Add warm water to a 2 litre water bottle until it’s about a third of the way full. Put the cap on back on the bottle and squeeze and let go of the bottle. Ask your child to record what happens. Now, remove the cap. Light a matchstick, and after blowing it out, place it into the bottle while it’s still warm. Put the cap back on and then squeeze the bottle again and let go of it. You will see a cloud forming inside the bottle, demonstrating condensation and cloud formation.

## Other Interesting Facts About the Water Cycle

Some interesting facts about the water cycle for kids are as follows:

• Plants also contribute to the process of evaporation by way of transpiration. Plants may release some water on to their leaves which gets evaporated owing to the Sun’s heat.
• The combination of transpiration and evaporation is called evapotranspiration.
• Sometimes water may convert directly into a gaseous state like water vapours from snow or ice without first melting into liquid. This process is called sublimation.
• Evaporation affects only the water’s surface.
• Hot water tends to evaporate faster than cold water.
• Water trapped in ice caps and glaciers is the purest form of water available on the Earth.
• Some of the groundwater may sooner or later makes its way to the oceans gathering salts and minerals during the journey thereby making the ocean water salty.
• Global warming has impacted the water cycle causing wet places to become wetter and dry places drier.
• About 97% of Earth’s water is salt water. So, 3% of the water on Earth is freshwater out of which 2% exists in the form of icecaps and glaciers. Thus only 1% of the Earth’s water is available for the living beings.
• The process of the water cycle is reversible which means liquid changes to vapours and the vapours condense to form liquid again.
• The water cycle is like a loop with no starting point nor an end.

## FAQs

### 1. Which Part Plays An Important Role in the Water Cycle?

Oceans are a vital part of the water cycle. The oceans host 97% of the water, and nearly 78% of precipitation occurs on the surface of the oceans. But the other parts of the water cycle are as important as oceans, as each phase of the water cycle is dependent on the other.

### 2. How Can We Protect Our Water Cycle?

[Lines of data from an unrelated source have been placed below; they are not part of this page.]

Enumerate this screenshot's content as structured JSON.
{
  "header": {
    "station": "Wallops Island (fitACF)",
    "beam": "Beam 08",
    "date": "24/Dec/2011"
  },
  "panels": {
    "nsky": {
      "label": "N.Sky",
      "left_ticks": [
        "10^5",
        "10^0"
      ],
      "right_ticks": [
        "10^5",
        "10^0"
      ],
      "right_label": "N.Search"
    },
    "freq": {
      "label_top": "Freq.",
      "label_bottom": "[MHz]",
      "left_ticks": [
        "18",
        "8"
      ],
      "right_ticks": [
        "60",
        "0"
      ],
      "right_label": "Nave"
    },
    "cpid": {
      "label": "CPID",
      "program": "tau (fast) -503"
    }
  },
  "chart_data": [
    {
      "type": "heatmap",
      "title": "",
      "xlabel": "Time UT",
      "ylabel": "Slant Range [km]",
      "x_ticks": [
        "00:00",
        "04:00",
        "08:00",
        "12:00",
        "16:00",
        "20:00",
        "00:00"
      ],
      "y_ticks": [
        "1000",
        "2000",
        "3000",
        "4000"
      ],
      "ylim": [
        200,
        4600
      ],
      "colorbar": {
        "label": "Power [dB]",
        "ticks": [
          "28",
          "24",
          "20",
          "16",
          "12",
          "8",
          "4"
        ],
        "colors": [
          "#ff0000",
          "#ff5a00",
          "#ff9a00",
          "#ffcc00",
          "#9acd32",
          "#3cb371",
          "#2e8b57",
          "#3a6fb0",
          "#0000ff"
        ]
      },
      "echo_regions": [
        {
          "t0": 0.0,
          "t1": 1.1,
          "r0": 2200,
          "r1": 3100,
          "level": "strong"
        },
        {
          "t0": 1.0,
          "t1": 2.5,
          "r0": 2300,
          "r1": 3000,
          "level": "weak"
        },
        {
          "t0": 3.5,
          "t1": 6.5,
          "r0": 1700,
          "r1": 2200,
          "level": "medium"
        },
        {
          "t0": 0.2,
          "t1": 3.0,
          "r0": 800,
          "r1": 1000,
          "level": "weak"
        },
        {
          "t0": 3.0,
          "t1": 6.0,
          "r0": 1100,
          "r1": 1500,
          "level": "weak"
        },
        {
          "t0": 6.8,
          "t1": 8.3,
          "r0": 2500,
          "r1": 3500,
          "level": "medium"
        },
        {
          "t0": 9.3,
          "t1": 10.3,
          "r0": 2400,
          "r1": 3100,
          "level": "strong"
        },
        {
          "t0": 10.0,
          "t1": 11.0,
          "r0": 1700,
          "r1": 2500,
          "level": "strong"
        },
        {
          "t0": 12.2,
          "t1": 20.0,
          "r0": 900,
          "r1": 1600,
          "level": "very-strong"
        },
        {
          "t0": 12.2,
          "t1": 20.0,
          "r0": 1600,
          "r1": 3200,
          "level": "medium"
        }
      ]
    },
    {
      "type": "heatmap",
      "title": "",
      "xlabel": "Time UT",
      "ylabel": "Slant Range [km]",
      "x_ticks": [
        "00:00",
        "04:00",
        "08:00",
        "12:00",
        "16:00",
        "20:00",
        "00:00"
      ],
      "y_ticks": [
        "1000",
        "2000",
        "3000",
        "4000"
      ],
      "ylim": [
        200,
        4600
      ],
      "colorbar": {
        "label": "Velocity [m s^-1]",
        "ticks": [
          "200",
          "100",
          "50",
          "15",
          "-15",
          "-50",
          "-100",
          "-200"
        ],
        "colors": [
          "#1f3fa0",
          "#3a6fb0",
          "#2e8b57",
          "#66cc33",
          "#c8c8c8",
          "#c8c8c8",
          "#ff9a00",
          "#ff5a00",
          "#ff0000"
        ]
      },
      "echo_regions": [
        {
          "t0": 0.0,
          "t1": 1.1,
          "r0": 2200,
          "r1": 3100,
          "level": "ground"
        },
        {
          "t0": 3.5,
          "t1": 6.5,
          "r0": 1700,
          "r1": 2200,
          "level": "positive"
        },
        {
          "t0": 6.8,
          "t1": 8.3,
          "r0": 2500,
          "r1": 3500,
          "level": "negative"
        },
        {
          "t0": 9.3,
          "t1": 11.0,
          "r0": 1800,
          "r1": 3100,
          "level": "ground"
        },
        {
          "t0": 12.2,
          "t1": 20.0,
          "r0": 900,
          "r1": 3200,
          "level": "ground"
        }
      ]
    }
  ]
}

It is important to protect the water cycle as water is a limited resource. Therefore, we must prevent water pollution by reducing the contaminants entering the water bodies as much as possible. We should also use water carefully and reduce water wastage.

Teaching the process of the water cycle to kids is important to make them understand the different environmental phenomenon. It may also make them realise the importance of saving water.